Myeloproliferative Ph-negative neoplasms (MPN) are a group of heterogeneous clonal hematopoietic disorders with high risk for thrombotic events. Hemorrhage can also occurs, particularly associated with the treatment.
Describe risk factors for thrombosis and bleeding in patients with Ph-negative MPN in a single center in Brazil.
We analyzed retrospectively data of 334 patients older than 18 years old, with diagnosis of polycythemia vera (PV), essential thrombocythemia (ET), primary myelofibrosis (PMF) and unclassifiable MPN (U-MPN) defined by the 2008 WHO criteria from 2012 to 2017. Unadjusted and adjusted analyses were conducted by using Logistic Regression models to determine the association of covariates with binary outcome. All statistical analyses were performed using SAS software (SAS Institute Inc, Cary, NC). The primary endpoint was risk of thrombotic event at any time and secondary endpoints were risk of thrombotic event after the diagnosis and the incidence of major bleeding (MB) events defined by the ISTH criteria.
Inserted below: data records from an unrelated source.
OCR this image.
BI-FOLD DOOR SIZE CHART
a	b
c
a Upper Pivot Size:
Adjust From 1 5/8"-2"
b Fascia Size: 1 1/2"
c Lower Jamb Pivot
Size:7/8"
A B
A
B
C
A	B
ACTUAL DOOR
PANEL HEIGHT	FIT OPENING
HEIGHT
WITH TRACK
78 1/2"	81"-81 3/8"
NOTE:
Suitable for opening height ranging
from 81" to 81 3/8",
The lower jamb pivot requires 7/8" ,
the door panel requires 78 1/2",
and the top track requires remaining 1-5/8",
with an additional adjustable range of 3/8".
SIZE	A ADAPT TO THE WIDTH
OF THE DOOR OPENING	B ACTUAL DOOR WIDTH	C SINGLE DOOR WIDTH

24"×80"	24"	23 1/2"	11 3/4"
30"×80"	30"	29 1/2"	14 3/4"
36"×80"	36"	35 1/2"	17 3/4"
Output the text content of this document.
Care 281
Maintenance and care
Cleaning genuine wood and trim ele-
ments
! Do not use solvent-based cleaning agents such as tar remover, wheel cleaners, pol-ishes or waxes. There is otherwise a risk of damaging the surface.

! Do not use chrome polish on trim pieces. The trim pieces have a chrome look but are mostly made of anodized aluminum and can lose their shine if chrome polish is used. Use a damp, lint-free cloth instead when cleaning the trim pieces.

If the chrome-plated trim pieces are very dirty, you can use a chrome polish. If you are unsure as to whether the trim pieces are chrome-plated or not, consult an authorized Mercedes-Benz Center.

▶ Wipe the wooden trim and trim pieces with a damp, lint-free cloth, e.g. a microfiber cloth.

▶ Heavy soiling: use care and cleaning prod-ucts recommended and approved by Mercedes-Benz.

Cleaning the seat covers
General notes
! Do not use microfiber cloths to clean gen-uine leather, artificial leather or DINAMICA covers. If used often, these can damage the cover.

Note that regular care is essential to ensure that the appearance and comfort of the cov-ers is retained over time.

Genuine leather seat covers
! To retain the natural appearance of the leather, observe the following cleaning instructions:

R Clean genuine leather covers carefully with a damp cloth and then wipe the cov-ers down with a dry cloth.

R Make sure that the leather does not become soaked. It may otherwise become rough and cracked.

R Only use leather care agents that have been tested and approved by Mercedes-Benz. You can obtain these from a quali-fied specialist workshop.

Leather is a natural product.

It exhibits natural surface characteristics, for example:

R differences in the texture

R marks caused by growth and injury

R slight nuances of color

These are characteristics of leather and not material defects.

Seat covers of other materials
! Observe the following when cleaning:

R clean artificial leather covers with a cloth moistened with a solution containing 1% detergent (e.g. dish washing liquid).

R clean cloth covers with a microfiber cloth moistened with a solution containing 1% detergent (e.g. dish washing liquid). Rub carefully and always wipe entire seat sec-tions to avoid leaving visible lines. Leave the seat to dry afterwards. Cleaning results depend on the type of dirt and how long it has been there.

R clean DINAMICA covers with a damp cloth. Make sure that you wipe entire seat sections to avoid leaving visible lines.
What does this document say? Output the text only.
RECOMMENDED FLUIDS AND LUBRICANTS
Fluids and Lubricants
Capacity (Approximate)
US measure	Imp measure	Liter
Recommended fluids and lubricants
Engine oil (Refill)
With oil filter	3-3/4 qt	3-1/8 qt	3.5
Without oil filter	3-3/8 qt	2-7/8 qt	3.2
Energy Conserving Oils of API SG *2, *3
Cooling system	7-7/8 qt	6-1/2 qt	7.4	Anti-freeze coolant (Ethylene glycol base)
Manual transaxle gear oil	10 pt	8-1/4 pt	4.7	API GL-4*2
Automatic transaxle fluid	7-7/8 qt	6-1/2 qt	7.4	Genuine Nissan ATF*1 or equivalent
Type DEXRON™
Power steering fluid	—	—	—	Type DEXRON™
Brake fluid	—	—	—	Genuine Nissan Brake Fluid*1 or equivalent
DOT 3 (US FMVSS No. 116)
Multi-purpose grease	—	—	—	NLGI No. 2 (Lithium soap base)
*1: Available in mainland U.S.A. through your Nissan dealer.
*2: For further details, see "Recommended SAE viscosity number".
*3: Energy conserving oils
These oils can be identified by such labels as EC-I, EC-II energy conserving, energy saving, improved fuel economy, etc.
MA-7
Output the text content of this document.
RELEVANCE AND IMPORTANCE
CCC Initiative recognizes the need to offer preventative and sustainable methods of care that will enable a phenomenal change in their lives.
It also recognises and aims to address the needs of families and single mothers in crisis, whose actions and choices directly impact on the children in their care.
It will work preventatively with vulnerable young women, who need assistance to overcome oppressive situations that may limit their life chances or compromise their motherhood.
Overall, 334 patients with Ph-negative MPN were recruited. The majority was diagnosed with TE (159/47,6%), followed by PV (92/27,54%), PMF (71/21,26%) and U-MPN (12/3,6%). The female sex was prevalent (66%) and, at the time of diagnosis, the median age was 56 years. The median follow-up was 4.9 years (1.3 – 7.7). At least one thrombotic event was found in 42% of the patients during the follow-up. Among these events, 19% occurred after the MPN diagnosis and arterial thrombosis was more prevalent (61%) being stroke the most frequent event followed by acute coronary syndrome. A subsequent event occurred in less than one third of patients. MB events were seen in just 5%, with 67% related with gastrointestinal bleedings. The incidence of thrombosis and MB was similar among the PV, ET, PMF and U-MPN as shown in table 1. In a multivariable logistic regression model for thrombosis, age ≥60y (OR 3.01, 95%CI 1.83-4.95) and JAK2 V617 mutation (OR 3.03 CI 1.81-5.08) were associated with increased risk of thrombosis at any time. For thrombosis after the diagnosis of MPN, WBC ≥ 7x109/L (OR 2.44, 95%CI 1.03-5.8), age ≥60y (OR 2.58, 95% CI 1.04-6.4) and 2 or more CV risk factors (OR 2.4 95% CI 1.02-5.66) had statistical significance. In our center, all patients with PV have received cytoreductive therapy and none were exclusively treated with phlebotomy, although some patients were defined as low-risk. Only 4% of the patients with ET received only low-dose aspirin. Also 43% of the patients harboring a JAK2 V617F mutation already had a thrombotic event before the MPN diagnosis and were treated as high risk.
The incidence of thrombosis and MB were similar among all subtypes of MPN as reported by previous studies. In our population, we confirmed that age ≥ 60 years and JAK2 V617F mutation were associated with increased risk of thrombosis at any time. Seemingly, the presence of JAK2 V617F mutation did not increase the risk of thrombosis after the diagnosis of MPN. Since these patients were mostly treated with cytoreductive therapy, we hypothesize that this strategy may abrogate the negative impact of JAK2 mutation reported in previous cohorts. To the best of our knowledge, this is one of the largest cohorts of patients with MPN ever reported in Latin America. Organizing cooperative study groups in Latin America is an urgent need for improving the knowledge in this field.